A variety of walking tour maps, brochures, banners and a Web site will provide information on the businesses, tenements, row houses and churches that have shaped the lives of millions of immigrants for more than 200 years. The aim of the campaign — funded through a partnership of the Two Bridges Neighborhood Council, Chinatown Partnership L.D.C. (Local Development Corporation), Little Italy Merchants Association and local businesses — is to increase tourism in these two neighborhoods that have yet to fully recover from 9/11, according to the organizers. Their goal is to create new jobs and preserve the neighborhoods’ historical character.
“We are proud that we have been able to serve as a bridge between these two great communities that have done so much to shape New York City,” said Victor Papa, president of Two Bridges Neighborhood Council, a Lower Manhattan nonprofit housing developer. “We want to make sure that our collective history is not forgotten and that a vital link to the past does not get discarded under the guise of economic progress.”
In 2010, Two Bridges led the effort to have Chinatown and Little Italy declared as a single, nationally significant historic district, and now the neighborhoods are listed on the National Register of Historic Places.
“People don’t really know where Little Italy and Chinatown are,” noted Papa. “They have absolutely no idea how close they are to the World Trade Center.”
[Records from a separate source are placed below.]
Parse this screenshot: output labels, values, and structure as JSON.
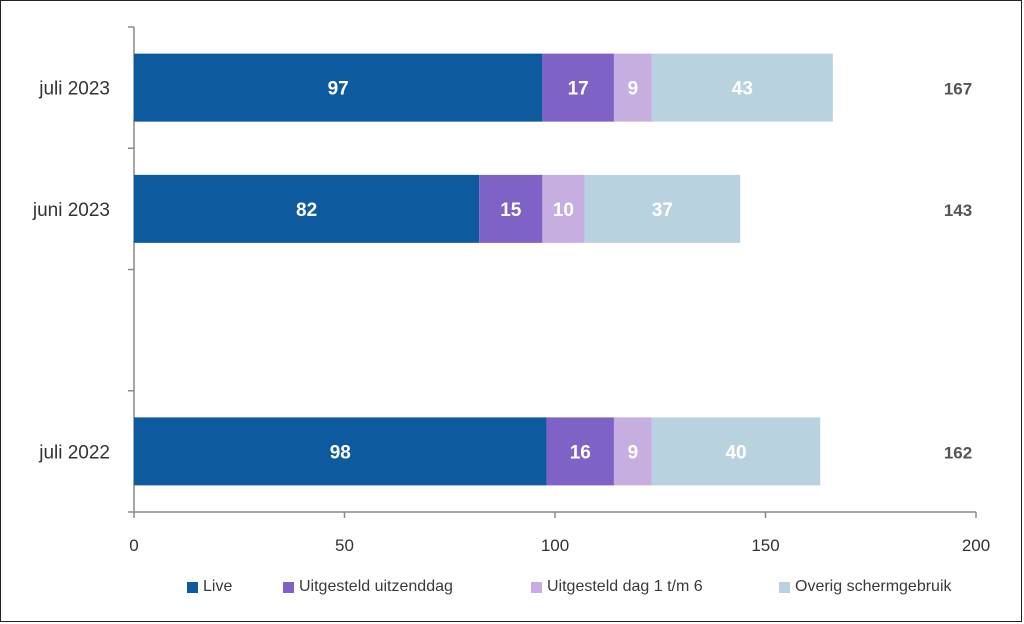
{
  "chart_data": {
    "type": "bar",
    "orientation": "horizontal",
    "stacked": true,
    "categories": [
      "juli 2023",
      "juni 2023",
      "",
      "juli 2022"
    ],
    "series": [
      {
        "name": "Live",
        "color": "#0e5a9e",
        "values": [
          97,
          82,
          null,
          98
        ]
      },
      {
        "name": "Uitgesteld uitzenddag",
        "color": "#7f62c6",
        "values": [
          17,
          15,
          null,
          16
        ]
      },
      {
        "name": "Uitgesteld dag 1 t/m 6",
        "color": "#c7aee0",
        "values": [
          9,
          10,
          null,
          9
        ]
      },
      {
        "name": "Overig schermgebruik",
        "color": "#b8d3df",
        "values": [
          43,
          37,
          null,
          40
        ]
      }
    ],
    "totals": [
      167,
      143,
      null,
      162
    ],
    "total_labels": [
      "167",
      "143",
      "",
      "162"
    ],
    "xlim": [
      0,
      200
    ],
    "xticks": [
      0,
      50,
      100,
      150,
      200
    ],
    "xtick_labels": [
      "0",
      "50",
      "100",
      "150",
      "200"
    ],
    "grid": false,
    "legend_position": "bottom",
    "value_label_colors": [
      "#ffffff",
      "#ffffff",
      "#ffffff",
      "#ffffff"
    ]
  }
}
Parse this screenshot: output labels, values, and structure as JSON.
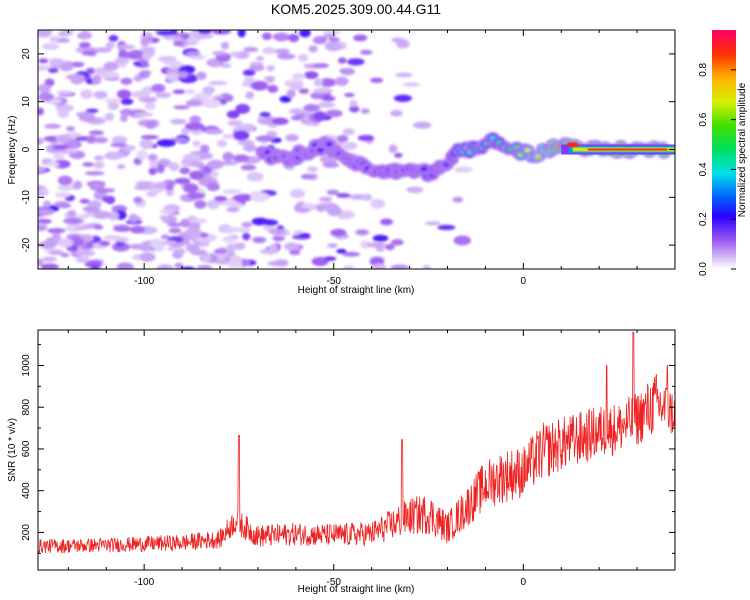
{
  "chart_data": [
    {
      "type": "heatmap",
      "title": "KOM5.2025.309.00.44.G11",
      "xlabel": "Height of straight line (km)",
      "ylabel": "Frequency (Hz)",
      "xlim": [
        -128,
        40
      ],
      "ylim": [
        -25,
        25
      ],
      "xticks": [
        -100,
        -50,
        0
      ],
      "xtick_labels": [
        "-100",
        "-50",
        "0"
      ],
      "yticks": [
        -20,
        -10,
        0,
        10,
        20
      ],
      "ytick_labels": [
        "-20",
        "-10",
        "0",
        "10",
        "20"
      ],
      "colorbar": {
        "label": "Normalized spectral amplitude",
        "range": [
          0,
          0.96
        ],
        "ticks": [
          0.0,
          0.2,
          0.4,
          0.6,
          0.8
        ],
        "tick_labels": [
          "0.0",
          "0.2",
          "0.4",
          "0.6",
          "0.8"
        ]
      },
      "ridge": {
        "description_points": [
          {
            "x": -69,
            "y": -1,
            "amp": 0.22
          },
          {
            "x": -63,
            "y": -2,
            "amp": 0.18
          },
          {
            "x": -52,
            "y": 1,
            "amp": 0.2
          },
          {
            "x": -44,
            "y": -3,
            "amp": 0.2
          },
          {
            "x": -38,
            "y": -5,
            "amp": 0.25
          },
          {
            "x": -30,
            "y": -4,
            "amp": 0.22
          },
          {
            "x": -25,
            "y": -5,
            "amp": 0.25
          },
          {
            "x": -20,
            "y": -3,
            "amp": 0.2
          },
          {
            "x": -17,
            "y": 0,
            "amp": 0.35
          },
          {
            "x": -12,
            "y": 0,
            "amp": 0.55
          },
          {
            "x": -8,
            "y": 2,
            "amp": 0.4
          },
          {
            "x": -3,
            "y": 0,
            "amp": 0.6
          },
          {
            "x": 3,
            "y": -1,
            "amp": 0.75
          },
          {
            "x": 10,
            "y": 1,
            "amp": 0.9
          },
          {
            "x": 20,
            "y": 0,
            "amp": 0.95
          },
          {
            "x": 38,
            "y": 0,
            "amp": 0.9
          }
        ]
      }
    },
    {
      "type": "line",
      "title": "",
      "xlabel": "Height of straight line (km)",
      "ylabel": "SNR (10 * v/v)",
      "xlim": [
        -128,
        40
      ],
      "ylim": [
        20,
        1170
      ],
      "xticks": [
        -100,
        -50,
        0
      ],
      "xtick_labels": [
        "-100",
        "-50",
        "0"
      ],
      "yticks": [
        200,
        400,
        600,
        800,
        1000
      ],
      "ytick_labels": [
        "200",
        "400",
        "600",
        "800",
        "1000"
      ],
      "series": [
        {
          "name": "SNR",
          "color": "#ee2222",
          "trend_x": [
            -128,
            -110,
            -90,
            -80,
            -76,
            -70,
            -60,
            -50,
            -40,
            -30,
            -25,
            -20,
            -15,
            -10,
            -5,
            0,
            5,
            10,
            15,
            20,
            25,
            30,
            35,
            40
          ],
          "trend_base": [
            120,
            125,
            135,
            150,
            230,
            160,
            170,
            165,
            170,
            240,
            250,
            190,
            280,
            380,
            420,
            440,
            530,
            570,
            600,
            630,
            650,
            690,
            760,
            720
          ],
          "trend_spread": [
            70,
            70,
            80,
            90,
            130,
            110,
            110,
            110,
            120,
            180,
            200,
            150,
            200,
            240,
            260,
            250,
            280,
            260,
            260,
            260,
            250,
            260,
            300,
            220
          ],
          "peaks": [
            {
              "x": -75,
              "y": 665
            },
            {
              "x": -32,
              "y": 645
            },
            {
              "x": 22,
              "y": 1000
            },
            {
              "x": 29,
              "y": 1160
            },
            {
              "x": 38,
              "y": 1000
            }
          ]
        }
      ]
    }
  ],
  "colors": {
    "background": "#ffffff",
    "axis": "#000000",
    "snr_line": "#ee2222"
  }
}
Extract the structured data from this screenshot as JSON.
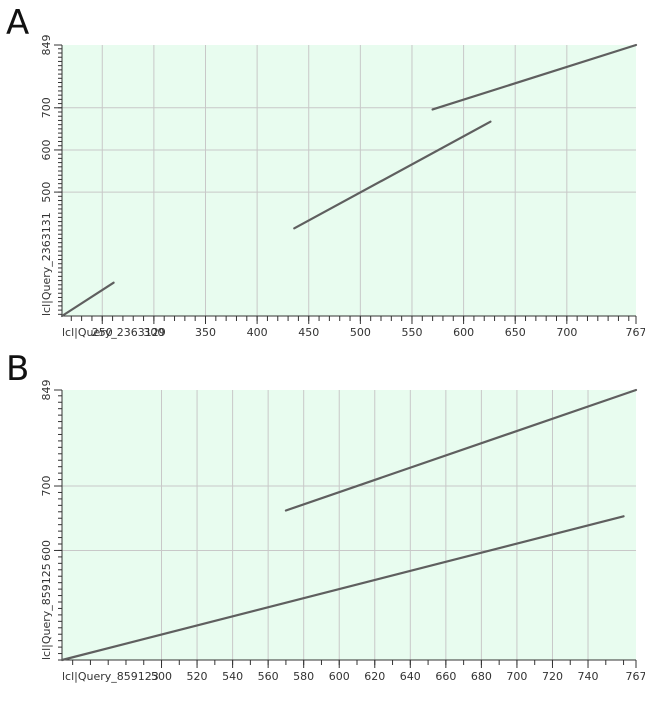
{
  "panels": [
    {
      "letter": "A",
      "chart_data": {
        "type": "line",
        "title": "",
        "xlabel": "lcl|Query_2363129",
        "ylabel": "lcl|Query_2363131",
        "xlim": [
          211,
          767
        ],
        "ylim": [
          206,
          849
        ],
        "x_tick_labels": [
          "250",
          "300",
          "350",
          "400",
          "450",
          "500",
          "550",
          "600",
          "650",
          "700",
          "767"
        ],
        "y_tick_labels": [
          "500",
          "600",
          "700",
          "849"
        ],
        "grid": true,
        "background_color": "#e8fcef",
        "line_color": "#5f5f5f",
        "series": [
          {
            "segments": [
              [
                [
                  211,
                  206
                ],
                [
                  261,
                  285
                ]
              ]
            ]
          },
          {
            "segments": [
              [
                [
                  436,
                  414
                ],
                [
                  626,
                  667
                ]
              ]
            ]
          },
          {
            "segments": [
              [
                [
                  570,
                  696
                ],
                [
                  767,
                  849
                ]
              ]
            ]
          }
        ]
      }
    },
    {
      "letter": "B",
      "chart_data": {
        "type": "line",
        "title": "",
        "xlabel": "lcl|Query_859123",
        "ylabel": "lcl|Query_859125",
        "xlim": [
          444,
          767
        ],
        "ylim": [
          430,
          849
        ],
        "x_tick_labels": [
          "500",
          "520",
          "540",
          "560",
          "580",
          "600",
          "620",
          "640",
          "660",
          "680",
          "700",
          "720",
          "740",
          "767"
        ],
        "y_tick_labels": [
          "600",
          "700",
          "849"
        ],
        "grid": true,
        "background_color": "#e8fcef",
        "line_color": "#5f5f5f",
        "series": [
          {
            "segments": [
              [
                [
                  444,
                  430
                ],
                [
                  760,
                  653
                ]
              ]
            ]
          },
          {
            "segments": [
              [
                [
                  570,
                  662
                ],
                [
                  767,
                  849
                ]
              ]
            ]
          }
        ]
      }
    }
  ]
}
“A central goal of this campaign is to encourage some of the estimated 4 million to 5 million annual visitors to the World Trade Center site to visit nearby Chinatown and Little Italy,” said Wellington Chen, executive director of Chinatown Partnership L.D.C.
This culturally rich area of Manhattan is “not really promoted in the tourist trade,” Papa pointed out. “The story of how Italian history is portrayed is very sad. People are frustrated by the images that are portrayed in shows like ‘Jersey Shore’ and ‘The Sopranos’.” He noted that Chinese are depicted through stereotypes as “sinister and evil.” The upcoming Marco Polo Day on Fri., Oct. 14, will draw attention to the “linkage between East and West,” he said.
The full-color walking tour map and brochure of the historic district will be available at NYC & Company kiosks and at local businesses, and distributed near the Trade Center site for a limited time.